Florida State University’s Maggie Allesee National Center for Choreography has been awarded a second round of funding from the National Endowment for the Arts (NEA) to support creative laboratories for emerging dance artists and their collaborators.
The MANCC Forward Dialogues (MFD) program is a laboratory designed to support and catalyze the ideas of emergent movement-based artists by providing access to a stimulating environment that encourages experimentation, exploration and lifelong learning.
“It’s a great honor to have the national field recognize our work through this NEA award,” said Carla Peterson, director of MANCC. “We are proud of MANCC’s Forward Dialogues program, as it is vital to our field that we continue to identify and support the next generation of choreographic voices. We look forward to welcoming our new cohort of MFD artists to our campus in 2019.”
The $40,000 NEA Art Works grant follows the center’s successful launch of the MANCC Forward Dialogues pilot program in 2017.
With this renewed funding, MANCC will facilitate the program for a second time in Spring 2019. MFD will continue to support emerging choreographers as they partner with another creative artist of their choice — in dance or another field — to establish or push further a generative artistic relationship.
The lab, facilitated by leaders in the field of dance and performance, is a 14-day, process-oriented immersion that develops, examines and allows for the articulation of the participants’ nascent choreographic voices.

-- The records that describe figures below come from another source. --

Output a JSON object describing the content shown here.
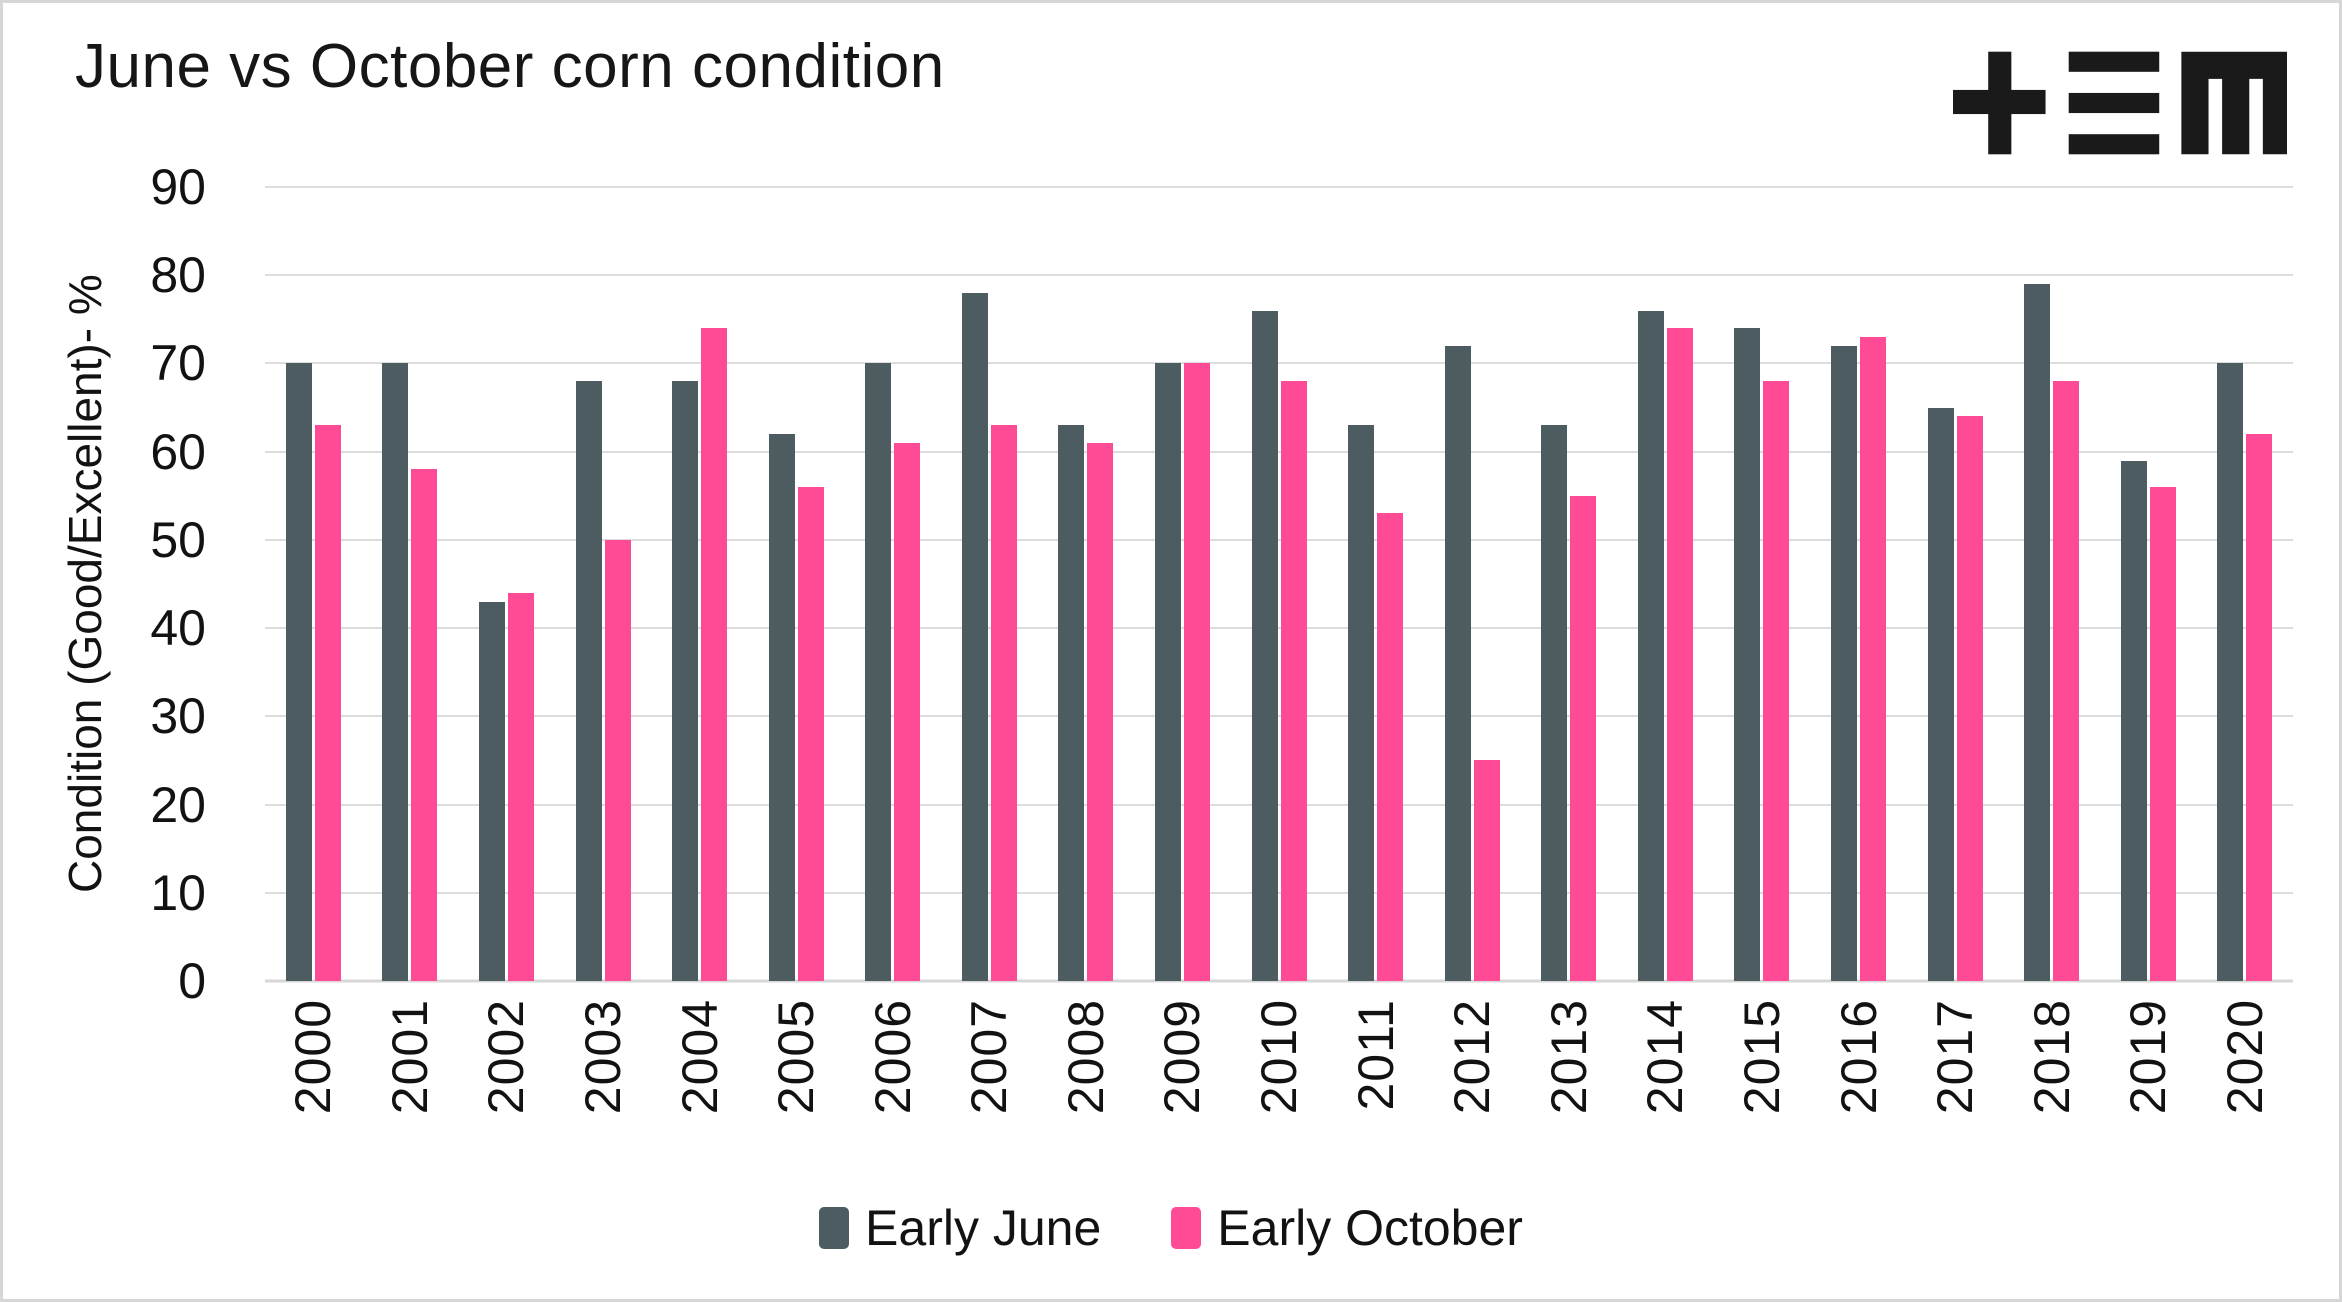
{
  "page": {
    "title": "June vs October corn condition",
    "logo": "tem-logo"
  },
  "chart_data": {
    "type": "bar",
    "title": "June vs October corn condition",
    "xlabel": "",
    "ylabel": "Condition (Good/Excellent)- %",
    "ylim": [
      0,
      90
    ],
    "ytick_step": 10,
    "ytick_labels": [
      "0",
      "10",
      "20",
      "30",
      "40",
      "50",
      "60",
      "70",
      "80",
      "90"
    ],
    "grid": "horizontal",
    "legend_position": "bottom-center",
    "categories": [
      "2000",
      "2001",
      "2002",
      "2003",
      "2004",
      "2005",
      "2006",
      "2007",
      "2008",
      "2009",
      "2010",
      "2011",
      "2012",
      "2013",
      "2014",
      "2015",
      "2016",
      "2017",
      "2018",
      "2019",
      "2020"
    ],
    "series": [
      {
        "name": "Early June",
        "color": "#4D5C61",
        "values": [
          70,
          70,
          43,
          68,
          68,
          62,
          70,
          78,
          63,
          70,
          76,
          63,
          72,
          63,
          76,
          74,
          72,
          65,
          79,
          59,
          70
        ]
      },
      {
        "name": "Early October",
        "color": "#FF4A95",
        "values": [
          63,
          58,
          44,
          50,
          74,
          56,
          61,
          63,
          61,
          70,
          68,
          53,
          25,
          55,
          74,
          68,
          73,
          64,
          68,
          56,
          62
        ]
      }
    ]
  },
  "colors": {
    "grid": "#DCDCDC",
    "baseline": "#D7D7D7",
    "axis_text": "#121212",
    "border": "#D6D6D6",
    "logo": "#1A1A1A"
  }
}
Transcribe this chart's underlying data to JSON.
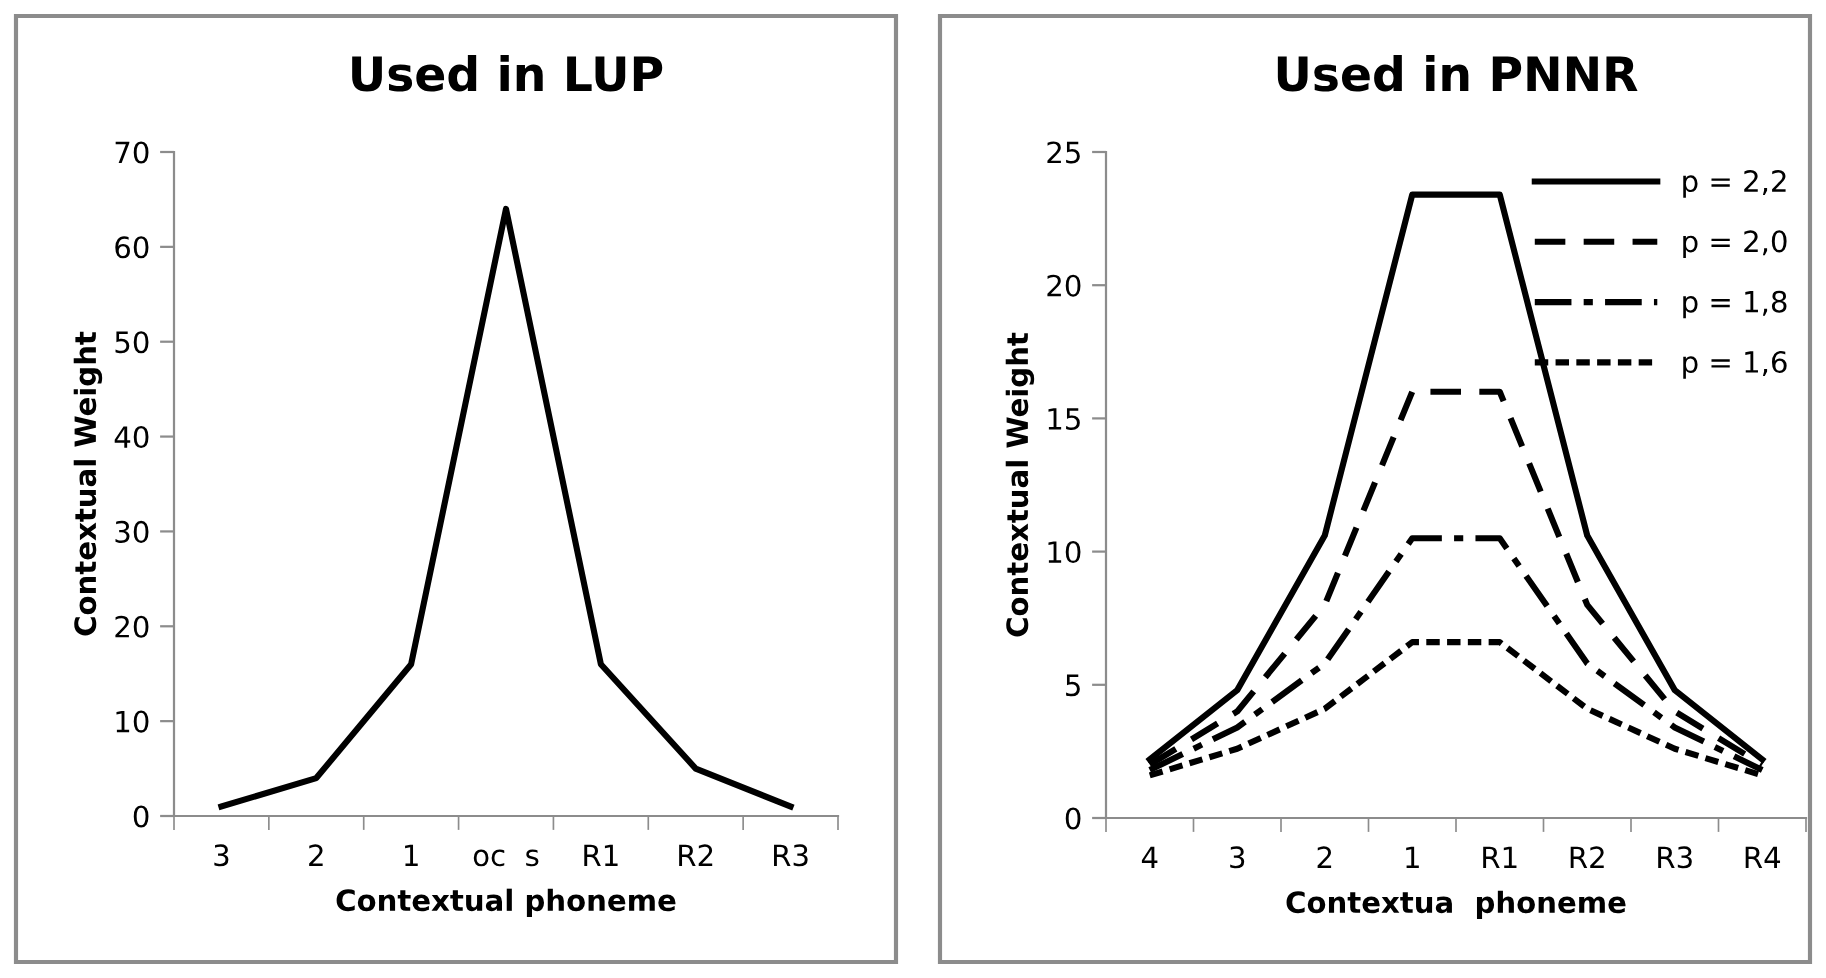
{
  "chart_data": [
    {
      "type": "line",
      "title": "Used in LUP",
      "xlabel": "Contextual phoneme",
      "ylabel": "Contextual Weight",
      "categories": [
        "3",
        "2",
        "1",
        "oc  s",
        "R1",
        "R2",
        "R3"
      ],
      "series": [
        {
          "color": "#000000",
          "line_style": "solid",
          "values": [
            1,
            4,
            16,
            64,
            16,
            5,
            1
          ]
        }
      ],
      "ylim": [
        0,
        70
      ],
      "yticks": [
        0,
        10,
        20,
        30,
        40,
        50,
        60,
        70
      ],
      "grid": false,
      "legend": false
    },
    {
      "type": "line",
      "title": "Used in PNNR",
      "xlabel": "Contextua  phoneme",
      "ylabel": "Contextual Weight",
      "categories": [
        "4",
        "3",
        "2",
        "1",
        "R1",
        "R2",
        "R3",
        "R4"
      ],
      "series": [
        {
          "name": "p = 2,2",
          "color": "#000000",
          "line_style": "solid",
          "values": [
            2.2,
            4.8,
            10.6,
            23.4,
            23.4,
            10.6,
            4.8,
            2.2
          ]
        },
        {
          "name": "p = 2,0",
          "color": "#000000",
          "line_style": "dashed",
          "values": [
            2,
            4,
            8,
            16,
            16,
            8,
            4,
            2
          ]
        },
        {
          "name": "p = 1,8",
          "color": "#000000",
          "line_style": "dashdot",
          "values": [
            1.8,
            3.4,
            5.8,
            10.5,
            10.5,
            5.8,
            3.4,
            1.8
          ]
        },
        {
          "name": "p = 1,6",
          "color": "#000000",
          "line_style": "dotted",
          "values": [
            1.6,
            2.6,
            4.1,
            6.6,
            6.6,
            4.1,
            2.6,
            1.6
          ]
        }
      ],
      "ylim": [
        0,
        25
      ],
      "yticks": [
        0,
        5,
        10,
        15,
        20,
        25
      ],
      "grid": false,
      "legend": "top right"
    }
  ]
}
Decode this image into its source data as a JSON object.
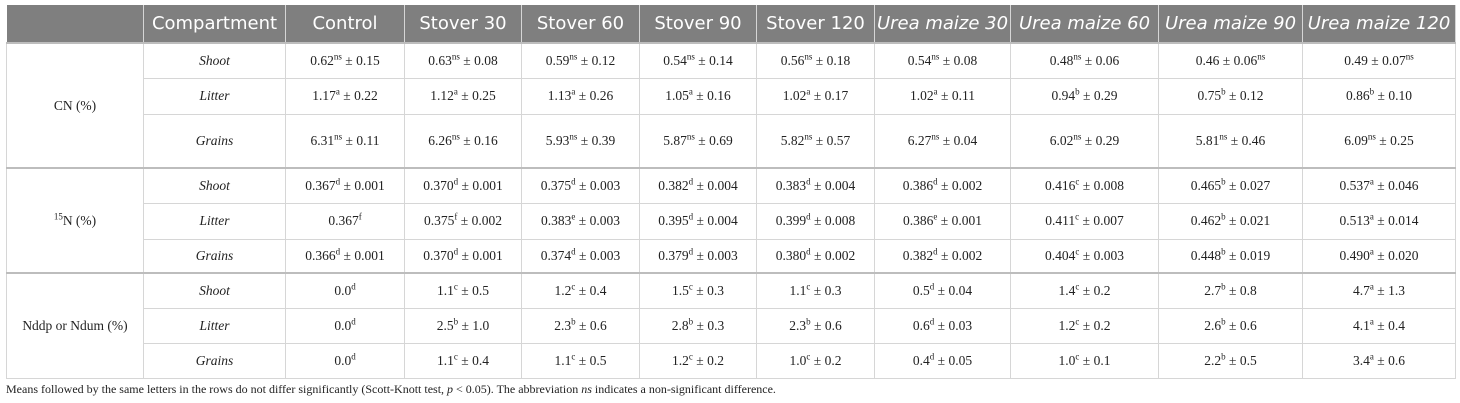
{
  "table": {
    "header": [
      "Compartment",
      "Control",
      "Stover 30",
      "Stover 60",
      "Stover 90",
      "Stover 120",
      "Urea maize 30",
      "Urea maize 60",
      "Urea maize 90",
      "Urea maize 120"
    ],
    "groups": [
      {
        "label": [
          "CN (%)"
        ],
        "rows": [
          {
            "compartment": "Shoot",
            "cells": [
              [
                "0.62",
                {
                  "sup": "ns"
                },
                " ± 0.15"
              ],
              [
                "0.63",
                {
                  "sup": "ns"
                },
                " ± 0.08"
              ],
              [
                "0.59",
                {
                  "sup": "ns"
                },
                " ± 0.12"
              ],
              [
                "0.54",
                {
                  "sup": "ns"
                },
                " ± 0.14"
              ],
              [
                "0.56",
                {
                  "sup": "ns"
                },
                " ± 0.18"
              ],
              [
                "0.54",
                {
                  "sup": "ns"
                },
                " ± 0.08"
              ],
              [
                "0.48",
                {
                  "sup": "ns"
                },
                " ± 0.06"
              ],
              [
                "0.46 ± 0.06",
                {
                  "sup": "ns"
                }
              ],
              [
                "0.49 ± 0.07",
                {
                  "sup": "ns"
                }
              ]
            ]
          },
          {
            "compartment": "Litter",
            "cells": [
              [
                "1.17",
                {
                  "sup": "a"
                },
                " ± 0.22"
              ],
              [
                "1.12",
                {
                  "sup": "a"
                },
                " ± 0.25"
              ],
              [
                "1.13",
                {
                  "sup": "a"
                },
                " ± 0.26"
              ],
              [
                "1.05",
                {
                  "sup": "a"
                },
                " ± 0.16"
              ],
              [
                "1.02",
                {
                  "sup": "a"
                },
                " ± 0.17"
              ],
              [
                "1.02",
                {
                  "sup": "a"
                },
                " ± 0.11"
              ],
              [
                "0.94",
                {
                  "sup": "b"
                },
                " ± 0.29"
              ],
              [
                "0.75",
                {
                  "sup": "b"
                },
                " ± 0.12"
              ],
              [
                "0.86",
                {
                  "sup": "b"
                },
                " ± 0.10"
              ]
            ]
          },
          {
            "compartment": "Grains",
            "cells": [
              [
                "6.31",
                {
                  "sup": "ns"
                },
                " ± 0.11"
              ],
              [
                "6.26",
                {
                  "sup": "ns"
                },
                " ± 0.16"
              ],
              [
                "5.93",
                {
                  "sup": "ns"
                },
                " ± 0.39"
              ],
              [
                "5.87",
                {
                  "sup": "ns"
                },
                " ± 0.69"
              ],
              [
                "5.82",
                {
                  "sup": "ns"
                },
                " ± 0.57"
              ],
              [
                "6.27",
                {
                  "sup": "ns"
                },
                " ± 0.04"
              ],
              [
                "6.02",
                {
                  "sup": "ns"
                },
                " ± 0.29"
              ],
              [
                "5.81",
                {
                  "sup": "ns"
                },
                " ± 0.46"
              ],
              [
                "6.09",
                {
                  "sup": "ns"
                },
                " ± 0.25"
              ]
            ]
          }
        ]
      },
      {
        "label": [
          {
            "sup": "15"
          },
          "N (%)"
        ],
        "rows": [
          {
            "compartment": "Shoot",
            "cells": [
              [
                "0.367",
                {
                  "sup": "d"
                },
                " ± 0.001"
              ],
              [
                "0.370",
                {
                  "sup": "d"
                },
                " ± 0.001"
              ],
              [
                "0.375",
                {
                  "sup": "d"
                },
                " ± 0.003"
              ],
              [
                "0.382",
                {
                  "sup": "d"
                },
                " ± 0.004"
              ],
              [
                "0.383",
                {
                  "sup": "d"
                },
                " ± 0.004"
              ],
              [
                "0.386",
                {
                  "sup": "d"
                },
                " ± 0.002"
              ],
              [
                "0.416",
                {
                  "sup": "c"
                },
                " ± 0.008"
              ],
              [
                "0.465",
                {
                  "sup": "b"
                },
                " ± 0.027"
              ],
              [
                "0.537",
                {
                  "sup": "a"
                },
                " ± 0.046"
              ]
            ]
          },
          {
            "compartment": "Litter",
            "cells": [
              [
                "0.367",
                {
                  "sup": "f"
                }
              ],
              [
                "0.375",
                {
                  "sup": "f"
                },
                " ± 0.002"
              ],
              [
                "0.383",
                {
                  "sup": "e"
                },
                " ± 0.003"
              ],
              [
                "0.395",
                {
                  "sup": "d"
                },
                " ± 0.004"
              ],
              [
                "0.399",
                {
                  "sup": "d"
                },
                " ± 0.008"
              ],
              [
                "0.386",
                {
                  "sup": "e"
                },
                " ± 0.001"
              ],
              [
                "0.411",
                {
                  "sup": "c"
                },
                " ± 0.007"
              ],
              [
                "0.462",
                {
                  "sup": "b"
                },
                " ± 0.021"
              ],
              [
                "0.513",
                {
                  "sup": "a"
                },
                " ± 0.014"
              ]
            ]
          },
          {
            "compartment": "Grains",
            "cells": [
              [
                "0.366",
                {
                  "sup": "d"
                },
                " ± 0.001"
              ],
              [
                "0.370",
                {
                  "sup": "d"
                },
                " ± 0.001"
              ],
              [
                "0.374",
                {
                  "sup": "d"
                },
                " ± 0.003"
              ],
              [
                "0.379",
                {
                  "sup": "d"
                },
                " ± 0.003"
              ],
              [
                "0.380",
                {
                  "sup": "d"
                },
                " ± 0.002"
              ],
              [
                "0.382",
                {
                  "sup": "d"
                },
                " ± 0.002"
              ],
              [
                "0.404",
                {
                  "sup": "c"
                },
                " ± 0.003"
              ],
              [
                "0.448",
                {
                  "sup": "b"
                },
                " ± 0.019"
              ],
              [
                "0.490",
                {
                  "sup": "a"
                },
                " ± 0.020"
              ]
            ]
          }
        ]
      },
      {
        "label": [
          "Nddp or Ndum (%)"
        ],
        "rows": [
          {
            "compartment": "Shoot",
            "cells": [
              [
                "0.0",
                {
                  "sup": "d"
                }
              ],
              [
                "1.1",
                {
                  "sup": "c"
                },
                " ± 0.5"
              ],
              [
                "1.2",
                {
                  "sup": "c"
                },
                " ± 0.4"
              ],
              [
                "1.5",
                {
                  "sup": "c"
                },
                " ± 0.3"
              ],
              [
                "1.1",
                {
                  "sup": "c"
                },
                " ± 0.3"
              ],
              [
                "0.5",
                {
                  "sup": "d"
                },
                " ± 0.04"
              ],
              [
                "1.4",
                {
                  "sup": "c"
                },
                " ± 0.2"
              ],
              [
                "2.7",
                {
                  "sup": "b"
                },
                " ± 0.8"
              ],
              [
                "4.7",
                {
                  "sup": "a"
                },
                " ± 1.3"
              ]
            ]
          },
          {
            "compartment": "Litter",
            "cells": [
              [
                "0.0",
                {
                  "sup": "d"
                }
              ],
              [
                "2.5",
                {
                  "sup": "b"
                },
                " ± 1.0"
              ],
              [
                "2.3",
                {
                  "sup": "b"
                },
                " ± 0.6"
              ],
              [
                "2.8",
                {
                  "sup": "b"
                },
                " ± 0.3"
              ],
              [
                "2.3",
                {
                  "sup": "b"
                },
                " ± 0.6"
              ],
              [
                "0.6",
                {
                  "sup": "d"
                },
                " ± 0.03"
              ],
              [
                "1.2",
                {
                  "sup": "c"
                },
                " ± 0.2"
              ],
              [
                "2.6",
                {
                  "sup": "b"
                },
                " ± 0.6"
              ],
              [
                "4.1",
                {
                  "sup": "a"
                },
                " ± 0.4"
              ]
            ]
          },
          {
            "compartment": "Grains",
            "cells": [
              [
                "0.0",
                {
                  "sup": "d"
                }
              ],
              [
                "1.1",
                {
                  "sup": "c"
                },
                " ± 0.4"
              ],
              [
                "1.1",
                {
                  "sup": "c"
                },
                " ± 0.5"
              ],
              [
                "1.2",
                {
                  "sup": "c"
                },
                " ± 0.2"
              ],
              [
                "1.0",
                {
                  "sup": "c"
                },
                " ± 0.2"
              ],
              [
                "0.4",
                {
                  "sup": "d"
                },
                " ± 0.05"
              ],
              [
                "1.0",
                {
                  "sup": "c"
                },
                " ± 0.1"
              ],
              [
                "2.2",
                {
                  "sup": "b"
                },
                " ± 0.5"
              ],
              [
                "3.4",
                {
                  "sup": "a"
                },
                " ± 0.6"
              ]
            ]
          }
        ]
      }
    ]
  },
  "footnote": [
    "Means followed by the same letters in the rows do not differ significantly (Scott-Knott test, ",
    {
      "i": "p"
    },
    " < 0.05). The abbreviation ",
    {
      "i": "ns"
    },
    " indicates a non-significant difference."
  ]
}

In addition, MANCC has been awarded funding from the Sustainable Arts Foundation (SAF), which supports artists with children. For many parents the financial, emotional, and logistical demands of raising a family make attending a traditional artist residency program impossible. The foundation provides funding to allow residency programs, such as MANCC, to make their programs more accessible to parent artists. MANCC will use these funds to assist artists with costs relating to child care during their time in Tallahassee.
“MANCC has been supporting parent artists since 2004,” said Ansje Burdick, managing director of MANCC. “This funding now allows us to take our support to the next level by covering the real costs parent artists incur when they enter in to residency.”
MANCC, embedded within FSU’s School of Dance, offers unparalleled opportunities for contemporary choreographers to hone their artistic practice and develop new work inside a creative community.